By Christine Adams, Graduate Diploma in Archaeology and Cultural Heritage Management student
As part of my directed study I travelled to Port Augusta to meet the Nukunu community and conduct an oral history interview with two Nukunu men, Doug Turner and Darcy Evans. I took some notes and had permission to record the interview so that I can write up a transcript. Through communicating with Nukunu and visiting sites in their country, I had the opportunity to learn more about their culture.

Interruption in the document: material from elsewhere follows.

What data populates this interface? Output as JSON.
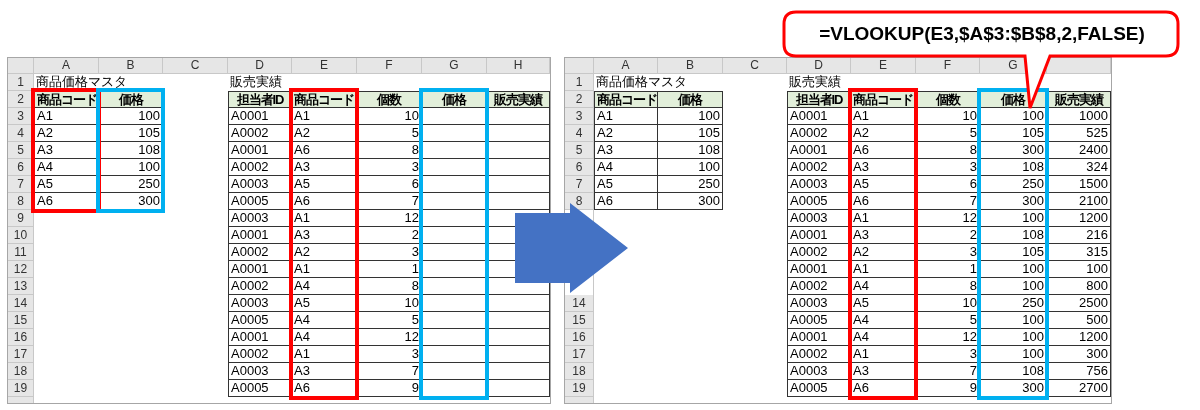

I learned through the oral history interviews about the Wirrabara and Bundaleer forests, which are both part of Nukunu country. Wirrabara comes from the Nukunu words ‘wirra’ and ‘burra’, and translates as red gum creek. They believe that a spirit made the Wirrabara creek bed and that another spirit made the water; the Nukunu conduct ceremonies to honour these spirits. I learnt that the area had fertile vegetation until the land was cleared. Unfortunately, some cultural sites were destroyed when the land was cleared and some of the Nukunu were driven off their lands and placed on reserves or killed. Later, some of this land was used to plant the Bundaleer and Wirrabara forests. Despite this, the Nukunu still have a strong connection to Country and pass on their knowledge to younger generations. The significance of archaeological sites and cultural landscapes to the Nukunu is demonstrated when those who have felt disconnected spiritually are taken out to their Country, and end up feeling better when re-connecting with their heritage and the broader cultural landscape. There are also some important song-lines connected to the Dreaming on Nukunu lands, and these are also significant to other Indigenous Australian groups.
My industry partner, Kylie Lower of Blackwood Heritage Consulting Pty Ltd, contacted the Department of State Development, Aboriginal Affairs and Reconciliation division (AAR), to access information on Indigenous sites within a ten-kilometre buffer zone of the Wirrabara and Bundaleer Forests. It is also possible that there are sites within this area that AAR are not aware of, due both to cultural sensitivities and the fact that only parts of the forests have been surveyed. Kylie and I also created a preliminary map of the study area on ArcGIS and will be undertaking further mapping in the future.